On peut dire que le gouvernement roumain a réussi à faire bouger sa population malgré l’hiver, hélas, c’est pour manifester contre lui. Des dizaines de milliers de personnes et le président du pays lui-même en désaccord avec la décision du gouvernement social-démocrate d’assouplir la législation anti-corruption, ont manifesté à Bucarest et dans plusieurs villes roumaines plusieurs soirs consécutivement.
Les plus anciens vous diront, qu’ils n’ont plus vu ça depuis 1989 et la chute du communisme. Les slogans sont assez simples et directs, ils sont très compréhensibles, on entend notamment « voleurs », « honte à vous », « démission ».
Comme dans beaucoup de pays, c’est la corruption qui est au centre du débat et plus précisément, c’est l’adoption d’un décret d’urgence, qui pourrait mettre les hommes politiques à l’abri de certaines poursuites, et qui a mis le feu aux poudres. Il faut dire que le gouvernement nouvellement élu, a été bizarrement inspiré en pondant un texte qui dépénalise plusieurs infractions. Parmi elles, l’abus de pouvoir (assez répandu en Roumanie), se retrouve passible de peines de prison uniquement s’il provoque un préjudice supérieur à 44 000 euros.

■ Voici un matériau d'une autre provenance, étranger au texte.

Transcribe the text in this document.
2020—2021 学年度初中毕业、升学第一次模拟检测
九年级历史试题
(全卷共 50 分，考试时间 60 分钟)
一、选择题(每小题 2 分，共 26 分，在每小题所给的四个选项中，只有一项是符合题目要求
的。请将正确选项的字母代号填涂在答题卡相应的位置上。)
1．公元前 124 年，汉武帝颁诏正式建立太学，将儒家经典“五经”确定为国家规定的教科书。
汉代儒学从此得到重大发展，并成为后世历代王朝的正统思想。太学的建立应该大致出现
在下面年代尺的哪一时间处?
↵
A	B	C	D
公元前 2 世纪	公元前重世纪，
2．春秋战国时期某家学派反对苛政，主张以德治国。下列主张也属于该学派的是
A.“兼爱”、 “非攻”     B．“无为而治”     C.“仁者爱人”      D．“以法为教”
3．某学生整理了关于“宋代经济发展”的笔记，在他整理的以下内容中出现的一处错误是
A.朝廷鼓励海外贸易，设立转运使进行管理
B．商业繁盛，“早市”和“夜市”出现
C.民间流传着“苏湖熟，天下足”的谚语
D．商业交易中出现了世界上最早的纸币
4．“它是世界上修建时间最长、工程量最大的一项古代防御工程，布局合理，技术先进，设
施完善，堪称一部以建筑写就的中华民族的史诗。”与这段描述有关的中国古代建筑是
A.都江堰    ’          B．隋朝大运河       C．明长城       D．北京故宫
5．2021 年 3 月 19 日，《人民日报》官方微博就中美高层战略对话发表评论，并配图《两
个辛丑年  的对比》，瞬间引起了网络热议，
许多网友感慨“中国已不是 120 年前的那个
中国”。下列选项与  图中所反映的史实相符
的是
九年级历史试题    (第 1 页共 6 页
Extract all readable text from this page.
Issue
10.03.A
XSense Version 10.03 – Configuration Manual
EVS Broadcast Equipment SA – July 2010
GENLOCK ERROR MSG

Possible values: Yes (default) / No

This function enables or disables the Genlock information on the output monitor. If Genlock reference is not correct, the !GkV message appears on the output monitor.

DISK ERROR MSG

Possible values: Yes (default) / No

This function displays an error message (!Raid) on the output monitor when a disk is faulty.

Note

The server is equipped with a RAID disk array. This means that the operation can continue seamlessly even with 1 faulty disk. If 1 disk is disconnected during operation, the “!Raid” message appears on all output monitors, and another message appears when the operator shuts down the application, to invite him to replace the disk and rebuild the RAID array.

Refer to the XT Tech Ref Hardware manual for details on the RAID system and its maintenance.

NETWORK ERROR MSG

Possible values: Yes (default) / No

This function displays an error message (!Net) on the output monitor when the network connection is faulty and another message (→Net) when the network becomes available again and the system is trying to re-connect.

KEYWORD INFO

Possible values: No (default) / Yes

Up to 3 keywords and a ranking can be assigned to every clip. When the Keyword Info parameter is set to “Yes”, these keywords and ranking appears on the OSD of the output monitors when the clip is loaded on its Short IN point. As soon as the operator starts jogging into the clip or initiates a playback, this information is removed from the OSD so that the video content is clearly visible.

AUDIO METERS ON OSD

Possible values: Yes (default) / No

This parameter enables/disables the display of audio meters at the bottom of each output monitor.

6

Le gouvernement a même réussi, et c’est assez rare, à provoquer une réaction de la part des ambassades des Etats-Unis, du Canada, d’Allemagne, de France, des Pays-Bas et de Belgique, qui se sont exprimé, dans une déclaration commune. Elles font part de leur « profonde inquiétude » devant ce dispositif qui saborde les progrès réalisés par le pays dans la lutte contre la corruption.
Un début d’explication à ce décret, disons osé, peut se retrouver dans le fait que le Parti PSD, au centre de la vie politique depuis la fin du communisme, a été particulièrement touché par des enquêtes menées par le parquet anti-corruption. Le chef du Parti social-démocrate est jugé dans une affaire d’emplois fictifs (tiens lui aussi) pour laquelle le préjudice est estimé à 24 000 euros.
De son côté, le gouvernement et le Premier ministre ont réaffirmé à la Commission européenne, dans un courrier, que « la lutte contre la corruption est l’une des priorités du gouvernement ». L’exécutif dit vouloir désengorger les prisons et mettre en conformité le Code pénal dont une soixantaine d’articles ont été invalidés par la Cour constitutionnelle. Il a appelé à une appréciation « équilibrée » de son action, au-delà « des réactions de l’opinion publique et dans les médias ».
Il n’est pas sûr, que cet appel soit bien entendu dans le tumulte de ces énormes manifestations.